My friend sent my husband a message today (I don't have a cell phone) saying she had nothing to do and he should tell me to update my blog with something new for her to read. So here I am, just for you, Della. And I've been musing about the nature of boredom. I've heard it said that without boredom, there would be no progress, nothing to spur us to creativity. I suppose there's some truth to that; if you don't have some free time on your hands, you won't be able to explore new inventions or daydream and come up with new solutions. If you're so busy eking out a living that you don't have time to dream, you will experience your own Dark Ages as far as creativity goes. Susan Maushart says "The role of boredom in encouraging innovation and creativity is a critical one." She also says essentially that the discomfort of boredom is what jump-starts motivation, and that you need to have room in your world for staring into space.
I can see that side of it, and I've certainly spent my own share of time staring into space. I strongly believe everyone needs "down" time to rejuvenate and restore and rest their brains. And occasionally that blah-period will bring some fresh ideas to the surface. I have also found the opposite -- that the busier and more engaged I am in daily life, the more creative thoughts crowd into my head. Terrific writing ideas pop into my mind at the most inconvenient times when I am at my most busy (and of course have no time to stop and write). Activity stimulates further activity. Ideas create other ideas. If someone could harness my brain waves at those moments, they'd have a working perpetual motion machine, where the slightest nudge touches off a string of increasingly wild ideas building more and more energy. Sometimes a single thought will trigger all sorts of reactions and my thoughts go in all directions, like breaking a formation of billiard balls. At those times I feel like I must sit down and write to capture those ricocheting and interesting new thoughts or I'll burst. And if I don't take the time to do it, the tension continues to mount until I start getting snappish with total strangers, grow absentminded, become grouchy and short-tempered. I pace the subway platform muttering to myself like a mad woman. I try out dialogues and block out scenes while I'm driving. In short, the busy real world around me recedes more and more as the world of my mind's creating comes to the fore. The static only goes away when I finally put pen to paper (well, okay, when I start rattling the keyboard of my laptop. But "pen to paper" has better alliteration). It's like those people who don't experience REM sleep; you can only go without dreaming for so long before you start hallucinating while you're awake.

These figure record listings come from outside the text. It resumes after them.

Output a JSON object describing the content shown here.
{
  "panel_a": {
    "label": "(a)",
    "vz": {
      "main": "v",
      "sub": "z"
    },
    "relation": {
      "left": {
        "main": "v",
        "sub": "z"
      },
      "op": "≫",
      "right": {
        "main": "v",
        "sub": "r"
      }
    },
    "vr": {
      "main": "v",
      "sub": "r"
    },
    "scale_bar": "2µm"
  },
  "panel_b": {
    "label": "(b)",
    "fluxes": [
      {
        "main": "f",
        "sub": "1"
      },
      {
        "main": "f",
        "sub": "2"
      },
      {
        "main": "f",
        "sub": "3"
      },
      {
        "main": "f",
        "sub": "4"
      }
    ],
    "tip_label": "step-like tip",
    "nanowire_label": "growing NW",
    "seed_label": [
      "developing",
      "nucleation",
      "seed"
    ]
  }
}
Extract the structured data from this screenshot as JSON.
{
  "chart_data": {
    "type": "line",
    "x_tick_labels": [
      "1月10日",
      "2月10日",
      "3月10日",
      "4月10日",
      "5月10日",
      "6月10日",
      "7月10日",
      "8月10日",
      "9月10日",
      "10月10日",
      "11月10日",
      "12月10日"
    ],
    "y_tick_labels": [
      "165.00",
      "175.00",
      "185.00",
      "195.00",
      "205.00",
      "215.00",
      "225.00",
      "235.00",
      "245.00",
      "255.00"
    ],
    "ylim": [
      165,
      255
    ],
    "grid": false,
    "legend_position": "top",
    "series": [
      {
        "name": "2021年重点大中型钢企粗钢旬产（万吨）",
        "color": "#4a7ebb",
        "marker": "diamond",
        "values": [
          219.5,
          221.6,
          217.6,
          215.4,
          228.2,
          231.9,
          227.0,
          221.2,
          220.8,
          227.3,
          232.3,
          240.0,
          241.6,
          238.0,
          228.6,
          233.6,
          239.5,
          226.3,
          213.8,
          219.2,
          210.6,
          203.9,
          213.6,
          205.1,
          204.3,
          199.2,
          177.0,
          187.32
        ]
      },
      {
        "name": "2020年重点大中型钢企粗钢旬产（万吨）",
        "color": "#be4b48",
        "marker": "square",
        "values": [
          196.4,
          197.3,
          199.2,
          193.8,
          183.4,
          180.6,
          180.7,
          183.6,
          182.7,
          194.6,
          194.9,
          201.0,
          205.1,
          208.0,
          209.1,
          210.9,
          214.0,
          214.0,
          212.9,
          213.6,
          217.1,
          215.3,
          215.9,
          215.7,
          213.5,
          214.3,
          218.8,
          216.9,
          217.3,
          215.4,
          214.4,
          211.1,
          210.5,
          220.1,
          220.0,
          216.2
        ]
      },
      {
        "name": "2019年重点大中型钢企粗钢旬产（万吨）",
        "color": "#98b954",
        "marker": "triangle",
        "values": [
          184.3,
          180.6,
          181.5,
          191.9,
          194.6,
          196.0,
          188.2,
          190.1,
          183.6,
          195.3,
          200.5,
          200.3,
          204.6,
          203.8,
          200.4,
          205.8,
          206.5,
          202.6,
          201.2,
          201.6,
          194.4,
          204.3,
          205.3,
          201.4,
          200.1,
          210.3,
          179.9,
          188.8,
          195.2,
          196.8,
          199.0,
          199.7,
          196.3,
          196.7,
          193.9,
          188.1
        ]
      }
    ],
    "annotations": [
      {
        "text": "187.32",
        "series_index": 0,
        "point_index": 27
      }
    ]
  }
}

I have learned to carry a small notebook with me everywhere I go. When an idea crowds itself into my head while I'm otherwise engaged, I whip out the notebook and jot a quick note. It's sort of like a release valve letting off the pressure so that it doesn't build to the bursting point. Of course, later when I look at my notebook, I can't decipher my writing, or I'm left facing such cryptic notes as "The Japanese Beekeeper" and "Name for Pita Place: No Bun Intended" and "Plant calendula" and "decorative futilities." What the heck am I supposed to do with that? Where was I going with it? Why did it seem suddenly vital to me to write it down? Then again, I can sometimes take those weird tidbits in my notebook and recreate the scene I had in my head when I wrote them down, and then I can run with it. I've written entire novels based on one or two words that triggered whole plots in my head.
David Grayson said "True literature, like happiness, is ever a by-product; it is the half-conscious expression of a man greatly engaged in some other undertaking...he is more profoundly, vividly interested in the activities of life and he tells about them...over his shoulder."
So if you agree with that sentiment, essentially you believe that creativity comes out of being busily involved in the other activities of life. That thought begets more thought, and energy leads to more energy. I am at my most productive and creative when I'm at my most busy in other parts of my life (which can be both exciting and frustrating). And yet I still agree with Susan Maushart that you need that daydreaming, quiet time and - beyond that - you need some boredom in order to stimulate you to action.
Of course, who am I to say? I've never been bored.